A rotating range means there is always news for a pub to broadcast, a real reason to engage with drinkers and persuade them to come to the pub. In each pub I spoke to, this professional, affluent, cask ale-seeking audience uses social media habitually. As the new cask ale revolution reaches maturity, the audience for cask becomes more multi-faceted. Traditional drinkers provide the bulk of volume, but the new drinkers providing momentum look for different things.

British craft lager, quality keg ale and bottled ales from overseas are the emerging competitors - or perhaps bedfellows - of cask ale. Among the new converts, cask has little to do with live yeast in the barrel, and everything to do with broader perceptions of quality.

"Anyone can serve the same bog standard lagers well. Our drinkers choose cask because they know they're going to get a quality drink, and that's why I can charge more for it," says Coxshall.

"But that means you've got to do it well. There's no point otherwise. The quality simply has to be there."

And if it is there? Webster enjoys telling two stories from the early days of the Greystones. The first - inevitably - concerns Facebook. When Webster announced that the Greystones aimed to be a community pub, he received a response that told him in no uncertain terms that the community in question wouldn't welcome the idea.
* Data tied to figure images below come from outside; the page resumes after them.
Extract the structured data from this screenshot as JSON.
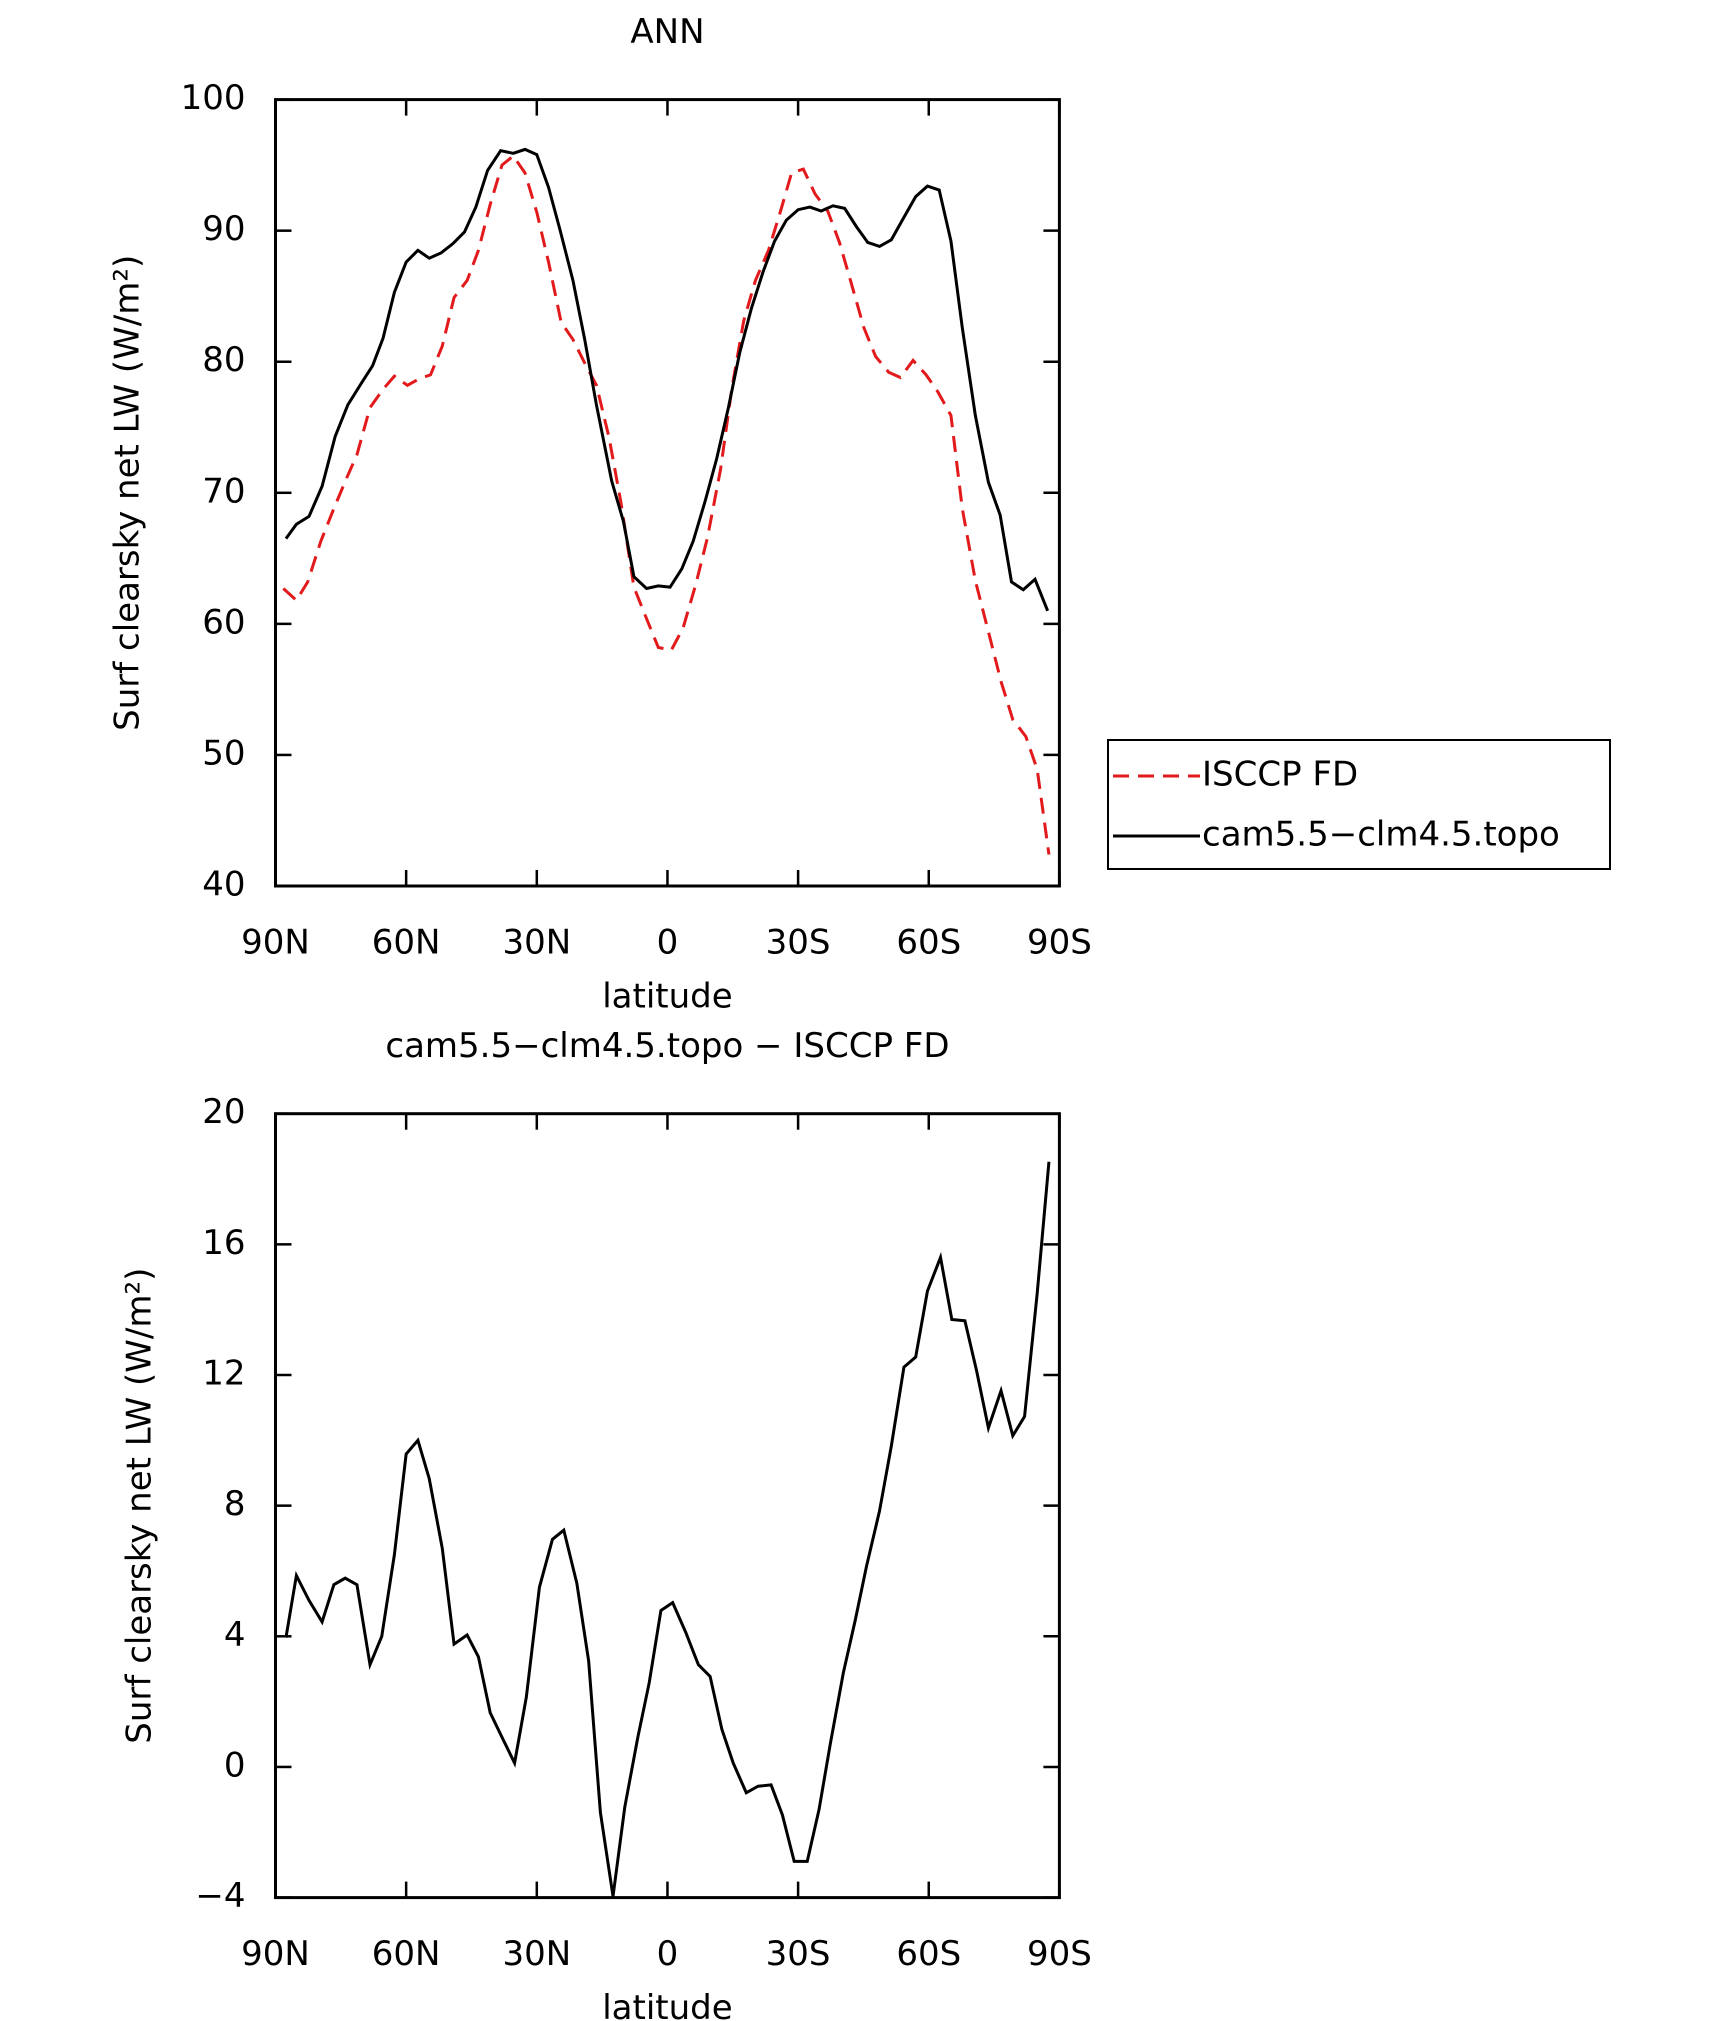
{
  "chart_data": [
    {
      "type": "line",
      "title": "ANN",
      "xlabel": "latitude",
      "ylabel": "Surf clearsky net LW (W/m²)",
      "xlim": [
        90,
        -90
      ],
      "xticks": [
        {
          "value": 90,
          "label": "90N"
        },
        {
          "value": 60,
          "label": "60N"
        },
        {
          "value": 30,
          "label": "30N"
        },
        0,
        {
          "value": -30,
          "label": "30S"
        },
        {
          "value": -60,
          "label": "60S"
        },
        {
          "value": -90,
          "label": "90S"
        }
      ],
      "ylim": [
        40,
        100
      ],
      "yticks": [
        40,
        50,
        60,
        70,
        80,
        90,
        100
      ],
      "legend": "right",
      "series": [
        {
          "name": "ISCCP FD",
          "color": "#e31a1c",
          "dash": true,
          "x": [
            88.2,
            85.2,
            82.6,
            79.6,
            76.6,
            73.7,
            71.3,
            68.3,
            65.3,
            62.7,
            59.7,
            57.0,
            54.4,
            51.7,
            49.0,
            46.0,
            43.4,
            40.7,
            38.0,
            35.4,
            32.7,
            30.0,
            27.3,
            24.4,
            21.7,
            19.0,
            16.3,
            13.4,
            10.7,
            7.7,
            4.8,
            2.1,
            -0.9,
            -3.6,
            -6.5,
            -9.2,
            -12.2,
            -14.8,
            -17.5,
            -20.2,
            -23.2,
            -25.8,
            -28.5,
            -31.2,
            -33.9,
            -36.8,
            -39.5,
            -42.2,
            -45.1,
            -47.8,
            -50.8,
            -53.5,
            -56.4,
            -59.4,
            -62.1,
            -65.1,
            -67.7,
            -70.7,
            -73.7,
            -76.6,
            -79.3,
            -82.3,
            -84.9,
            -87.6
          ],
          "values": [
            62.7,
            61.8,
            63.2,
            66.3,
            68.8,
            71.1,
            72.9,
            76.5,
            77.9,
            78.9,
            78.2,
            78.7,
            79.0,
            81.2,
            84.9,
            86.2,
            88.5,
            92.0,
            95.0,
            95.7,
            94.4,
            91.4,
            87.6,
            83.0,
            81.7,
            79.9,
            78.2,
            74.2,
            69.3,
            62.8,
            60.4,
            58.2,
            58.0,
            59.7,
            63.0,
            66.6,
            71.8,
            78.0,
            83.1,
            86.2,
            88.5,
            91.3,
            94.4,
            94.7,
            92.8,
            91.5,
            89.1,
            86.0,
            82.6,
            80.4,
            79.2,
            78.8,
            80.1,
            79.0,
            77.7,
            75.9,
            68.8,
            63.3,
            59.4,
            55.6,
            52.7,
            51.4,
            48.9,
            42.4
          ]
        },
        {
          "name": "cam5.5−clm4.5.topo",
          "color": "#000000",
          "dash": false,
          "x": [
            87.6,
            85.2,
            82.3,
            79.3,
            76.3,
            73.4,
            70.4,
            67.7,
            65.3,
            62.7,
            60.0,
            57.3,
            54.7,
            52.0,
            49.3,
            46.6,
            44.0,
            41.3,
            38.3,
            35.4,
            32.7,
            30.0,
            27.3,
            24.7,
            21.7,
            19.0,
            16.3,
            12.8,
            10.1,
            7.7,
            4.8,
            2.1,
            -0.6,
            -3.3,
            -5.9,
            -8.6,
            -11.3,
            -14.0,
            -16.6,
            -19.3,
            -22.0,
            -24.6,
            -27.3,
            -30.0,
            -32.7,
            -35.3,
            -38.0,
            -40.7,
            -43.4,
            -46.0,
            -48.7,
            -51.4,
            -54.1,
            -57.0,
            -59.7,
            -62.4,
            -65.1,
            -67.7,
            -70.7,
            -73.7,
            -76.4,
            -79.0,
            -81.7,
            -84.4,
            -87.3
          ],
          "values": [
            66.5,
            67.6,
            68.2,
            70.5,
            74.3,
            76.7,
            78.3,
            79.7,
            81.8,
            85.3,
            87.6,
            88.5,
            87.9,
            88.3,
            89.0,
            89.9,
            91.8,
            94.6,
            96.1,
            95.9,
            96.2,
            95.8,
            93.3,
            90.1,
            86.2,
            81.7,
            76.7,
            70.9,
            67.8,
            63.6,
            62.7,
            62.9,
            62.8,
            64.2,
            66.3,
            69.3,
            72.6,
            76.5,
            80.7,
            84.1,
            86.9,
            89.2,
            90.8,
            91.6,
            91.8,
            91.5,
            91.9,
            91.7,
            90.3,
            89.1,
            88.8,
            89.3,
            90.9,
            92.6,
            93.4,
            93.1,
            89.2,
            82.6,
            75.9,
            70.8,
            68.3,
            63.2,
            62.6,
            63.4,
            61.0
          ]
        }
      ]
    },
    {
      "type": "line",
      "title": "cam5.5−clm4.5.topo − ISCCP FD",
      "xlabel": "latitude",
      "ylabel": "Surf clearsky net LW (W/m²)",
      "xlim": [
        90,
        -90
      ],
      "xticks": [
        {
          "value": 90,
          "label": "90N"
        },
        {
          "value": 60,
          "label": "60N"
        },
        {
          "value": 30,
          "label": "30N"
        },
        0,
        {
          "value": -30,
          "label": "30S"
        },
        {
          "value": -60,
          "label": "60S"
        },
        {
          "value": -90,
          "label": "90S"
        }
      ],
      "ylim": [
        -4,
        20
      ],
      "yticks": [
        {
          "value": -4,
          "label": "−4"
        },
        0,
        4,
        8,
        12,
        16,
        20
      ],
      "series": [
        {
          "color": "#000000",
          "dash": false,
          "x": [
            87.6,
            85.2,
            82.3,
            79.3,
            76.6,
            74.0,
            71.3,
            68.3,
            65.6,
            62.7,
            60.0,
            57.3,
            54.7,
            51.7,
            49.0,
            46.0,
            43.4,
            40.7,
            37.7,
            35.1,
            32.4,
            29.4,
            26.4,
            23.8,
            20.8,
            18.1,
            15.4,
            12.5,
            9.8,
            6.8,
            4.2,
            1.5,
            -1.2,
            -4.2,
            -7.1,
            -9.8,
            -12.5,
            -15.1,
            -18.1,
            -20.8,
            -23.8,
            -26.4,
            -29.1,
            -32.1,
            -34.8,
            -37.4,
            -40.4,
            -43.1,
            -45.7,
            -48.7,
            -51.4,
            -54.3,
            -57.0,
            -59.7,
            -62.7,
            -65.3,
            -68.3,
            -71.0,
            -73.7,
            -76.6,
            -79.3,
            -82.0,
            -84.9,
            -87.6
          ],
          "values": [
            3.96,
            5.86,
            5.1,
            4.44,
            5.58,
            5.78,
            5.58,
            3.13,
            4.0,
            6.5,
            9.58,
            10.0,
            8.83,
            6.69,
            3.76,
            4.04,
            3.37,
            1.66,
            0.83,
            0.12,
            2.14,
            5.5,
            6.97,
            7.25,
            5.62,
            3.25,
            -1.39,
            -3.96,
            -1.23,
            0.91,
            2.57,
            4.79,
            5.03,
            4.12,
            3.13,
            2.77,
            1.15,
            0.12,
            -0.79,
            -0.59,
            -0.55,
            -1.47,
            -2.89,
            -2.89,
            -1.31,
            0.71,
            2.89,
            4.48,
            6.14,
            7.84,
            9.82,
            12.24,
            12.55,
            14.57,
            15.6,
            13.7,
            13.66,
            12.12,
            10.38,
            11.52,
            10.14,
            10.73,
            14.5,
            18.53
          ]
        }
      ]
    }
  ]
}
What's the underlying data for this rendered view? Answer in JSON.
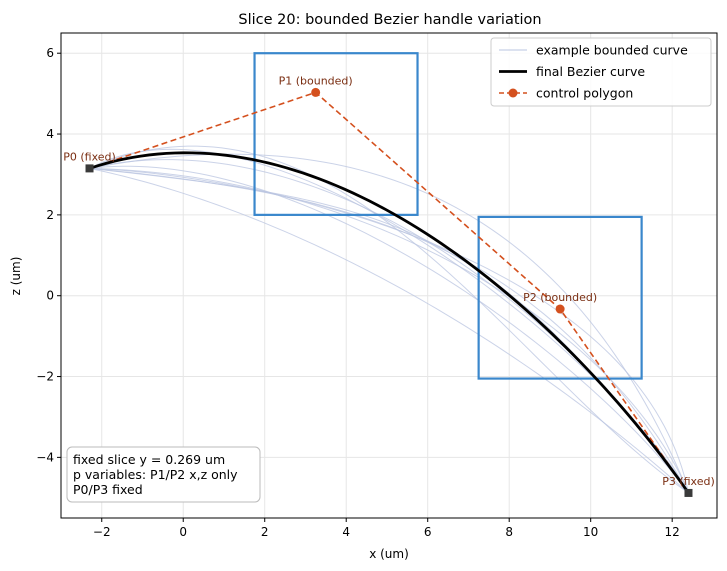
{
  "chart_data": {
    "type": "line",
    "title": "Slice 20: bounded Bezier handle variation",
    "xlabel": "x (um)",
    "ylabel": "z (um)",
    "xlim": [
      -3.0,
      13.1
    ],
    "ylim": [
      -5.5,
      6.5
    ],
    "xticks": [
      -2,
      0,
      2,
      4,
      6,
      8,
      10,
      12
    ],
    "yticks": [
      -4,
      -2,
      0,
      2,
      4,
      6
    ],
    "xtick_labels": [
      "−2",
      "0",
      "2",
      "4",
      "6",
      "8",
      "10",
      "12"
    ],
    "ytick_labels": [
      "−4",
      "−2",
      "0",
      "2",
      "4",
      "6"
    ],
    "grid": true,
    "legend_position": "top-right",
    "legend": [
      {
        "label": "example bounded curve",
        "style": "thin",
        "color": "#b9c4e0"
      },
      {
        "label": "final Bezier curve",
        "style": "thick",
        "color": "#000000"
      },
      {
        "label": "control polygon",
        "style": "dashed-marker",
        "color": "#d4501e"
      }
    ],
    "control_points": [
      {
        "name": "P0",
        "label": "P0 (fixed)",
        "x": -2.3,
        "z": 3.15,
        "marker": "square"
      },
      {
        "name": "P1",
        "label": "P1 (bounded)",
        "x": 3.25,
        "z": 5.03,
        "marker": "circle"
      },
      {
        "name": "P2",
        "label": "P2 (bounded)",
        "x": 9.25,
        "z": -0.33,
        "marker": "circle"
      },
      {
        "name": "P3",
        "label": "P3 (fixed)",
        "x": 12.4,
        "z": -4.88,
        "marker": "square"
      }
    ],
    "bounds": [
      {
        "name": "P1 box",
        "x": [
          1.75,
          5.75
        ],
        "z": [
          2.0,
          6.0
        ],
        "color": "#3a87cc"
      },
      {
        "name": "P2 box",
        "x": [
          7.25,
          11.25
        ],
        "z": [
          -2.05,
          1.95
        ],
        "color": "#3a87cc"
      }
    ],
    "example_curves": [
      {
        "p1": [
          2.0,
          5.5
        ],
        "p2": [
          10.5,
          -1.5
        ]
      },
      {
        "p1": [
          5.5,
          2.3
        ],
        "p2": [
          7.5,
          1.7
        ]
      },
      {
        "p1": [
          2.5,
          4.3
        ],
        "p2": [
          8.5,
          0.8
        ]
      },
      {
        "p1": [
          4.8,
          3.0
        ],
        "p2": [
          10.8,
          -1.0
        ]
      },
      {
        "p1": [
          1.8,
          3.0
        ],
        "p2": [
          11.2,
          1.0
        ]
      },
      {
        "p1": [
          3.8,
          5.8
        ],
        "p2": [
          8.0,
          -1.8
        ]
      },
      {
        "p1": [
          5.2,
          4.6
        ],
        "p2": [
          9.8,
          1.5
        ]
      },
      {
        "p1": [
          2.2,
          2.2
        ],
        "p2": [
          7.5,
          -0.5
        ]
      },
      {
        "p1": [
          3.0,
          3.8
        ],
        "p2": [
          10.0,
          -1.6
        ]
      },
      {
        "p1": [
          4.5,
          2.5
        ],
        "p2": [
          9.0,
          1.2
        ]
      }
    ],
    "annotation": [
      "fixed slice y = 0.269 um",
      "p variables: P1/P2 x,z only",
      "P0/P3 fixed"
    ]
  },
  "colors": {
    "final_curve": "#000000",
    "control_polygon": "#d4501e",
    "bounds": "#3a87cc",
    "example_curve": "#b9c4e0",
    "fixed_marker": "#3a3a3a"
  }
}
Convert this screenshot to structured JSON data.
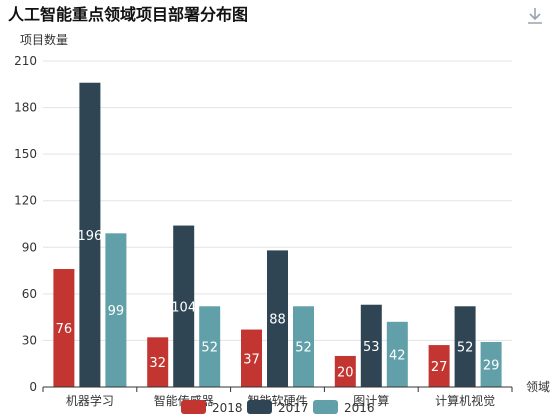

The woman who sent that message recently got in touch again to say that she and her husband were both regulars. "I can't tell you how wonderful it is to have this great venue on our doorstep," she wrote.

One of her neighbours agrees. "I was talking to a bloke in here, said he's just been to the estate agent," says Webster. "I asked him if he was selling his house - he said 'No, I've just taken it off the market. I don't need to move now.'"

Proof, if any were needed, that pubs continue to be community hubs. And somehow, this job just seems to work much better when it has cask ale at its heart.